OCTOBER. DRY LEAVES CHATTERED BENEATH THE APPLE TREES. For three nights running, pearl flakes of snow materialized around Edgar and Almondine as they walked from the kennel to the house. Almondine poked her nose into the apparition of her own breath while Edgar watched a snowflake dissolve in midair, one and then another. Those that made it to the ground quivered atop blades of grass, then wilted into ink drops. At the porch, they turned to look at their footsteps, a pair of dark trails through the lawn.

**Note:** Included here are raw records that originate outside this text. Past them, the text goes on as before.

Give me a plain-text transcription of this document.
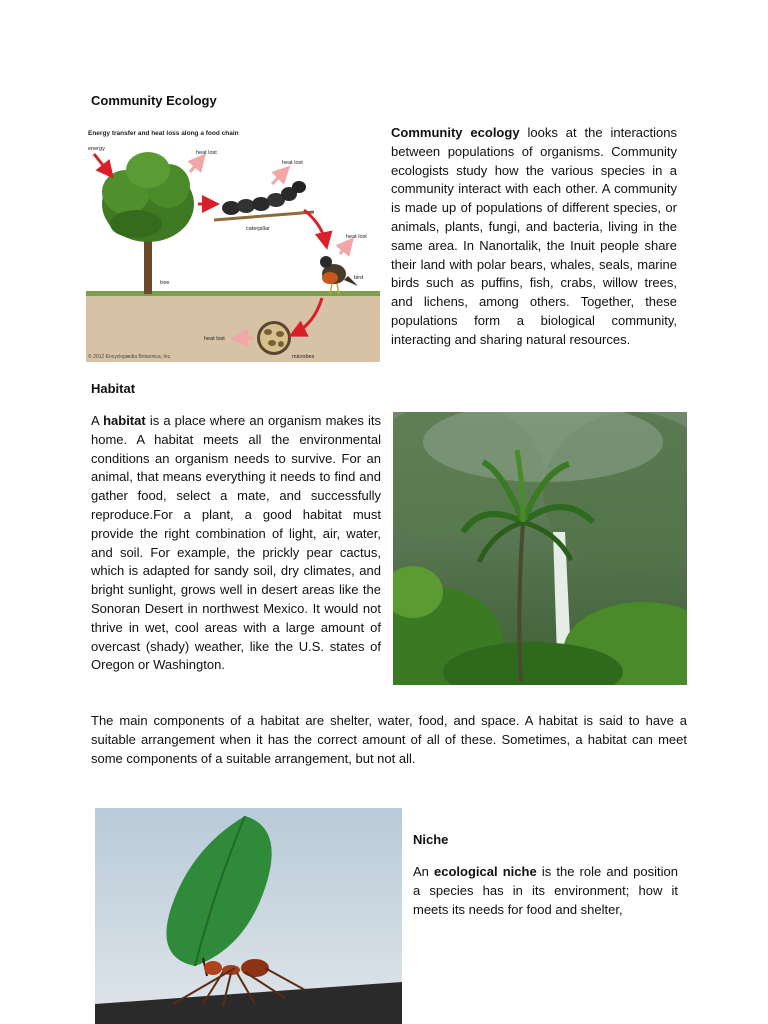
Community Ecology
Energy transfer and heat loss along a food chain
energy
heat lost
heat lost
caterpillar
heat lost
bird
tree
heat lost
microbes
© 2012 Encyclopædia Britannica, Inc.
Community ecology looks at the interactions between populations of organisms. Community ecologists study how the various species in a community interact with each other. A community is made up of populations of different species, or animals, plants, fungi, and bacteria, living in the same area. In Nanortalik, the Inuit people share their land with polar bears, whales, seals, marine birds such as puffins, fish, crabs, willow trees, and lichens, among others. Together, these populations form a biological community, interacting and sharing natural resources.
Habitat
A habitat is a place where an organism makes its home. A habitat meets all the environmental conditions an organism needs to survive. For an animal, that means everything it needs to find and gather food, select a mate, and successfully reproduce.For a plant, a good habitat must provide the right combination of light, air, water, and soil. For example, the prickly pear cactus, which is adapted for sandy soil, dry climates, and bright sunlight, grows well in desert areas like the Sonoran Desert in northwest Mexico. It would not thrive in wet, cool areas with a large amount of overcast (shady) weather, like the U.S. states of Oregon or Washington.
The main components of a habitat are shelter, water, food, and space. A habitat is said to have a suitable arrangement when it has the correct amount of all of these. Sometimes, a habitat can meet some components of a suitable arrangement, but not all.
Niche
An ecological niche is the role and position a species has in its environment; how it meets its needs for food and shelter,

The four of them played intricate games of canasta until late in the night. Edgar partnered with his mother-they both liked to freeze the deck, slow things down, let the tension rise with the height of the discard pile. Soon enough you got an idea of which cards a player needed and which they hoarded. Sometimes a person was forced to make an impossible choice. His father scavenged the low-point cards, arranging meld after meld on the table. Claude preferred to hold his cards, fanning them, rearranging them, walking them with his fingers until, without warning, he would complete two or three canastas and go out. They harassed one another as they played.

“Your turn, Claude,” Edgar’s father said.

“Hold on, I’m plotting a revolution.”

“Hey, no table talk.”

“That’s not table talk. I’m trying to get my partner off my back.”

“Well, Edgar and I don’t like it. There’s no telling what sort of signals you two have cooked up.”

“All right, here’s a discard. Take it.”

“Ugh. Does your trash never end? Here’s one for my dear husband.”

His father looked at the discard and peered around his tract of melds.

“Jesus, Gar. You play like a farmer.”

“What’s wrong with that? You should thank me. It’s your crop, too.”

“What’s the score again?”

“Thirty-two thirty to twenty-eight sixty. You’re behind.”

“That’s only one natural’s difference.”

“Now that was table talk for sure.”

“I’m just saying what’s true. Every time Edgar scratches his ear he’s probably telling you all the cards in his hand. Look at that devious expression. What’s it mean when he yawns? ‘I’ve got jacks and I’m going out next round’?”

“You wish. I think we’re stuck in this one to the bitter end.”